My name is Kathy and I am a chocoholic. They say recognition is the first step. I really don't want to recover from this addiction and have no plans to go through any 12-step process to help cure me. I like being a chocoholic.
I wanted to go on the Paris-Walks chocolate walking tour. I had been on a few of their historical walking tours and really enjoyed them, but their chocolate walking tour schedule didn't work with mine, so I created my own. I didn't really need to venture out of my area to do it. The 6th arrondissement has chocolateries everywhere, quite possibly there is one on every block.
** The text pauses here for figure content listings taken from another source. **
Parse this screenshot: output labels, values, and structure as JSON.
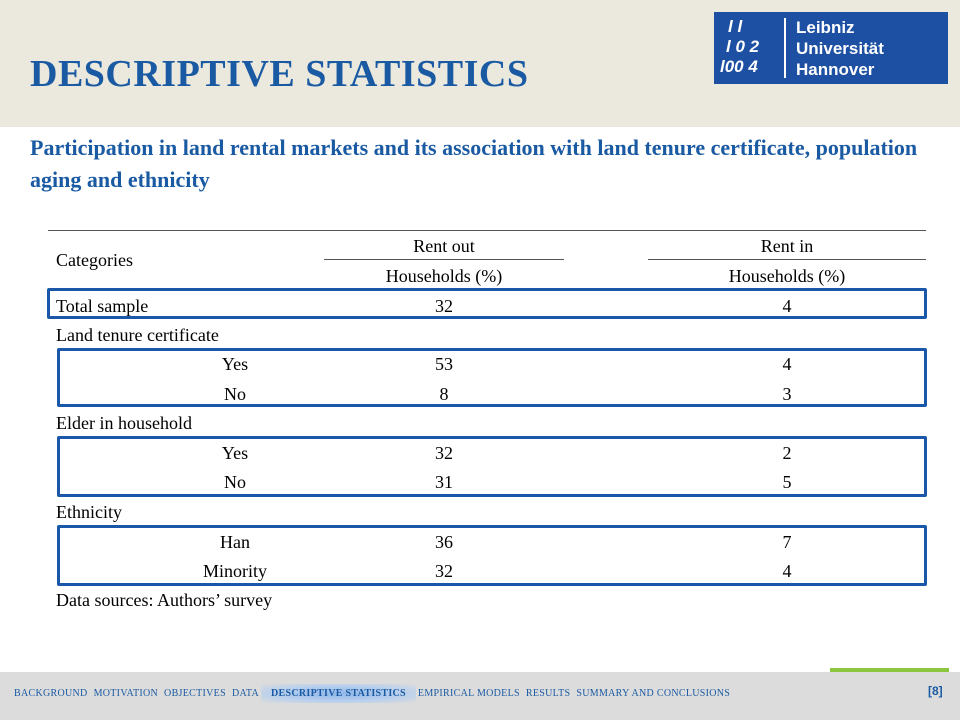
{
  "slide": {
    "title": "DESCRIPTIVE STATISTICS",
    "subtitle": "Participation in land rental markets and its association with land tenure certificate, population aging and ethnicity",
    "page_number": "[8]"
  },
  "logo": {
    "line1": "Leibniz",
    "line2": "Universität",
    "line3": "Hannover",
    "mark_rows": [
      "l l",
      "l 0 2",
      "l00 4"
    ]
  },
  "table": {
    "header": {
      "categories": "Categories",
      "rent_out": "Rent out",
      "rent_in": "Rent in",
      "rent_out_unit": "Households (%)",
      "rent_in_unit": "Households (%)"
    },
    "total": {
      "label": "Total sample",
      "rent_out": "32",
      "rent_in": "4"
    },
    "groups": [
      {
        "label": "Land tenure certificate",
        "rows": [
          {
            "label": "Yes",
            "rent_out": "53",
            "rent_in": "4"
          },
          {
            "label": "No",
            "rent_out": "8",
            "rent_in": "3"
          }
        ]
      },
      {
        "label": "Elder in household",
        "rows": [
          {
            "label": "Yes",
            "rent_out": "32",
            "rent_in": "2"
          },
          {
            "label": "No",
            "rent_out": "31",
            "rent_in": "5"
          }
        ]
      },
      {
        "label": "Ethnicity",
        "rows": [
          {
            "label": "Han",
            "rent_out": "36",
            "rent_in": "7"
          },
          {
            "label": "Minority",
            "rent_out": "32",
            "rent_in": "4"
          }
        ]
      }
    ],
    "source": "Data sources: Authors’ survey"
  },
  "nav": {
    "items": [
      "BACKGROUND",
      "MOTIVATION",
      "OBJECTIVES",
      "DATA",
      "DESCRIPTIVE STATISTICS",
      "EMPIRICAL MODELS",
      "RESULTS",
      "SUMMARY AND CONCLUSIONS"
    ],
    "active": "DESCRIPTIVE STATISTICS"
  },
  "colors": {
    "accent": "#1a5aa3",
    "header_bg": "#ebe8de",
    "footer_bg": "#dcdcdc",
    "highlight_border": "#1a57a8",
    "footer_accent": "#8cc63f"
  }
}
Jean Paul Hevin is usually the place I go if I want to give someone or myself a special chocolate gift. He's very pricey---remember the 36 euros chocolate Easter egg? (My friend Karina bought one and said the egg was worth every centime.) I usually go to his shop near the Place de la Concorde, so I can also visit La Duree and Pierre Herme's macaron shop in the same area. Jean Paul Hevin also has a shop in the 6th arrondissement. That's where I started my chocolate tour.
I stopped at each shop, purchasing a few chocolates at each, between 3 and 5 pieces. The cost was between 2 and 6 euros, depending on the shop and how many I bought. The box of 12 chocolates from Jean Paul Hevin pictured above was 13.40 euros. After three or four chocolate shops, I realized that I'm not the full-blown addict of this dark and creamy drug like I claimed to be. Instead of wanting more and more, my purchases became smaller and smaller as I went along. Now, I'm experiencing sugar blues, but I'm sure I'll be jonesing for some more chocolate later tonight. (I'm glad I saved a few pieces from my walk.)
Below is a list of the chocolateries that I visited, mainly in the 6th and 7th arrondissements. If you, too, are an admitted chocoholic, or even a closet one, you can create your own chocolate walking and tasting tour. See if you can outlast the chocolate. If you like more organized tours you can try Paris-Walks. My favorite blogger in Paris also has a chocolate tour, which he talks about here.
Jean Paul Hevin, 3 rue Vavin, 6th arr., Metro: Vavin
Jean Charles-Rochoux, 16 rue d'Assas, 6th arr., Metro: Rennes or Saint Sulpice --Small and stylish boutique. There is a Cuban tabacco flavor ganache-filled chocolate.
Maison du Chocolat, 19 rue Sevres, 6th arr., Metro: Sevres-Babylone -- This was the very first chocolaterie I visited the first time I was in Paris twelve years ago. I was daunted by the fanciness of the chocolate boutique and walked out without purchasing anything, too afraid to disrupt the beauty of the chocolates under the display case.
Philippe Pascoet, 52 rue Saint Placide, 6th arr., Metro: Saint Placide -- Extremely friendly shop and the clerk told me what the specialties were, in English even.
Pierre Marcolini, 89 rue de Seine, 6th arr., Metro: Mabillon--When I went to school in Paris, I lived above this shop. He's from Belgium and his chocolates are petite pieces of art.
Patrick Roger, 108 boulevard Saint Germain des Pres, 6th arr., Metro: Odeon -- He won the very prestigious Meilleux Ouvrier de France (Best Worker of France) in chocolates in 2007 and seems to be the celebrity chocolatier of the day. Every food show in France that focussed on chocolate had him in it.
Michel Chandun, 149 rue de l'Universitie, 7th arr., Metro: Pont de L'Alma
Debauve et Gallais, 30 rue des Saint Peres, 7th arr., Metro: Sevres-Babylone -- This is the oldest chocolaterie in Paris. It started out as a pharmacy and then became the favored chocolaterie of kings.